Torah Study Notes 9-13-14

Sept ember 13, 2014
p. 1350 – Deuteronomy – Ki Tavo – the conclusion of Moses’ third long oration immediately before his death and the entry of the people into the promised land.
26:1 The sanctification of the land and acknowledgement of the fulfillment of the promise. Rituals of thanksgiving are prescribed. Put fruit in a basket, take it to the priest at the place chosen by God to establish the divine name and publicly acknowledge entry into the land given by God.
26:4 The priest shall take the basket from your hand… and you shall recite… the account of the sojourn out of Egypt. Initially the Torah would be read sequentially over a three year period. The effect was that this reading could come at any time of the year. The practice of establishing a sequential triennial reading arose in about 100 AD out of Mesopotamia. Thus this Haggadah is read at Rosh Hashanah. The current practice of triennial reading started in Medieval times. It was designed to limit the size of the readings so as to promote better understanding. The Reform Movement right from its beginnings in the 1840s, read a limited portion each week in recognition of the time limitations imposed by modern life. See Daniel J. Elazar’s comments about the social and political make up of the Jewish community as reflective of the wider society around them. http://en.wikipedia.org/wiki/Daniel_J._Elazar Elazar wrote extensively about the tradition of politics in Jewish scripture and thinking. His works on the subject include: Kinship and Consent: The Jewish Political Tradition and Its Contemporary Uses, Authority, Power and Leadership in the Jewish Polity: Cases and Issues, and Morality and Power: Contemporary Jewish Views.
• Kinship and Consent: The exploration of the Jewish political tradition is predicated on the recognition of the Jews as a separate people, not merely a religion or a set of moral principles growing out of a religion. The exploration of the Jewish political tradition, then, is an exploration of how the Jews as a people managed to maintain their polity over centuries of independence, exile and dispersion, and how they animated that polity by communicating their own expressions of political culture and modes of political behavior.
• Authority, Power and Leadership in the Jewish Polity: Many Jews are finding that they express themselves Jewishly through political means, if at all, whether that entails support of Israel or other causes which then become “Jewish” causes, or through working within the political and communal organizations of the Jewish people, which increasingly are perceived for what they are, namely, means of organizing power.
• Morality and Power: In September 1988, as the intifada approached the end of its first year, a distinguished group of leaders in academic and public affairs in Israel and the diaspora was invited to participate in a symposium on the problems of relating morality and power in contemporary statecraft
The Enlightenment started the break-down of the class system generally so the elitism in the synagogue that existed was similarly eroded. Consider the ending lines of the film Who Shot Liberty Valence. The reporter says “… when people believe the legend that is what you print.”
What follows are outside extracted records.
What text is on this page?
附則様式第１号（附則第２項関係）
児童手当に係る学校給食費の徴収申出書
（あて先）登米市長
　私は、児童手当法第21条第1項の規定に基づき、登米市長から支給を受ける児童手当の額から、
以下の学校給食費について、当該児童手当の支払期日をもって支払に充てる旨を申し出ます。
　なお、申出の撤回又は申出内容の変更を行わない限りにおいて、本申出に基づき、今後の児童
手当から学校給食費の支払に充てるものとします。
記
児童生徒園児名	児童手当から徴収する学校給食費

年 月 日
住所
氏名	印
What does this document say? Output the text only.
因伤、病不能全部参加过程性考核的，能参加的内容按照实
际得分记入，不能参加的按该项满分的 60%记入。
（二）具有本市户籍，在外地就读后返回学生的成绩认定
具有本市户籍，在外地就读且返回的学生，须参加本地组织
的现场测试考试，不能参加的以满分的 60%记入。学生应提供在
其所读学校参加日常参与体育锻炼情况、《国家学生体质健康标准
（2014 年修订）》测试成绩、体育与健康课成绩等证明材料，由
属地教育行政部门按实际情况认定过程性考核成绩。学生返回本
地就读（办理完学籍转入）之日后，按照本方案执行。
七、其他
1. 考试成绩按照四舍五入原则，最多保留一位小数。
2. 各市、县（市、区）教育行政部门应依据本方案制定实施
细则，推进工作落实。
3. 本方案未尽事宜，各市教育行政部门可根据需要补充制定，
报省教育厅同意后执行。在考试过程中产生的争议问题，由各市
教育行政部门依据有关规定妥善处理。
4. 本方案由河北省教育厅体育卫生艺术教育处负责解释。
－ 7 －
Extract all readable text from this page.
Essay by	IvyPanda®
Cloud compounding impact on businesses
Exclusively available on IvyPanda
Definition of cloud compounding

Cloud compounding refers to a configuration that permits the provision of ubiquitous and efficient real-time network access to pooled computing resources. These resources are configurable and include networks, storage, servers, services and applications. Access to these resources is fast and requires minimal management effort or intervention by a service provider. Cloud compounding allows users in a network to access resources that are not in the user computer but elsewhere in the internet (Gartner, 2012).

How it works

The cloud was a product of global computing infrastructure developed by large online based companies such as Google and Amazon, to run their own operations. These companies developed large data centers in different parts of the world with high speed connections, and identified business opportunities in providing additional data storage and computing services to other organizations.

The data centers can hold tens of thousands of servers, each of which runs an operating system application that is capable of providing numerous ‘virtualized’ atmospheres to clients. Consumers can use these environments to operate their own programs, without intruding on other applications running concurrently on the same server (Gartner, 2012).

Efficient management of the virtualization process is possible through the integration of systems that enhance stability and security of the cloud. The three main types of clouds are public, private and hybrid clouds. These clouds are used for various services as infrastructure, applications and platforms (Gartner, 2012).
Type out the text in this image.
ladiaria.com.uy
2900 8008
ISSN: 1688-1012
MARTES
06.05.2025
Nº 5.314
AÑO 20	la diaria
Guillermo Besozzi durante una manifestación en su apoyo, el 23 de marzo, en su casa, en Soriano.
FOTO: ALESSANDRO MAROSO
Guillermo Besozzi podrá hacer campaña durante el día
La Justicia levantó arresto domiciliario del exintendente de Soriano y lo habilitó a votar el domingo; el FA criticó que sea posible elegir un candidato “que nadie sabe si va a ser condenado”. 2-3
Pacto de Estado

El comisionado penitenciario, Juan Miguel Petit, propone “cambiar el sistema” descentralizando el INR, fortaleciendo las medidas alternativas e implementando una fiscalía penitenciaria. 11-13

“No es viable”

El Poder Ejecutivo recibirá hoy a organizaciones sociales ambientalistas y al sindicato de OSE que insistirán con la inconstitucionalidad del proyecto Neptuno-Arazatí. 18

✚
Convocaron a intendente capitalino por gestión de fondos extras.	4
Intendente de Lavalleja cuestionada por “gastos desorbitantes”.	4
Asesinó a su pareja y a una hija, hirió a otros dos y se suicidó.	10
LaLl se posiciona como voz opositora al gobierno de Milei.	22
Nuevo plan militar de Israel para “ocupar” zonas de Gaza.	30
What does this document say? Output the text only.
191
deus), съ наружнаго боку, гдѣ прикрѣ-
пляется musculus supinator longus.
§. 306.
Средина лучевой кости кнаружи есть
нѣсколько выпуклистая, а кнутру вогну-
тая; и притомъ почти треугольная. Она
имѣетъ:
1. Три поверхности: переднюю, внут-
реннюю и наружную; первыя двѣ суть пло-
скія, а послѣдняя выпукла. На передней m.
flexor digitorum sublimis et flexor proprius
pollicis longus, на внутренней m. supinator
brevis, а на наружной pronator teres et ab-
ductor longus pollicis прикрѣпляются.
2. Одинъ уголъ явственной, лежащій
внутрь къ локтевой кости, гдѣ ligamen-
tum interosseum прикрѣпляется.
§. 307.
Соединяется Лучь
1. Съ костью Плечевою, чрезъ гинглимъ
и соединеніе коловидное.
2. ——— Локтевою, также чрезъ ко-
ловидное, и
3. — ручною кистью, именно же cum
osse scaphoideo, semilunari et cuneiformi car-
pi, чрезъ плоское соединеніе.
26:10 A prayer asking a blessing for those who have kept the law and shared their bounty. See comments of Hanoch Bricht on this subject. (Note: I could not find this person. Spelling problem?) There appear to be a consistent recognition of an afterlife here that is similar to that of the Egyptians and elsewhere. There is no distinction made between body and spirit – that is a much later concept. When we recite Kiddush we are nourishing the departed through our memory of them. LL: Why do we celebrate birthdays? It is analogous to celebrating the departed’s death day. On birthday’s we celebrate the living.
26:16 The promise that they will be a holy people. That which is holy is that which is set apart. This issue of being apart was taken up very early by rabbinic Judaism. What did that mean when, after the Bar- Kokhba revolt, they were no longer a nation state. http://www.jewishvirtuallibrary.org/jsource/Judaism/revolt1.html
There was a very large population of displaced persons – some of which like the Essenes – disappeared. Christians were included in this group of people who were examining the relative importance of history and belief. Paul preached that faith was the critical element – not national or cultural background. At the time of the promulgation of this text this prediction of being chosen was extremely risky. This notion was adopted by Christianity and hence we have 2000 year of suppression of deviant practices – apostasy and heresy. LL: Isn’t this setting up an elitist society that is at odds with the political leveling of the past few centuries? PG: Not really. It is a form of nationalism, of the inherent human tendency to be part of something unique. Why do we join clubs or root for a sports team?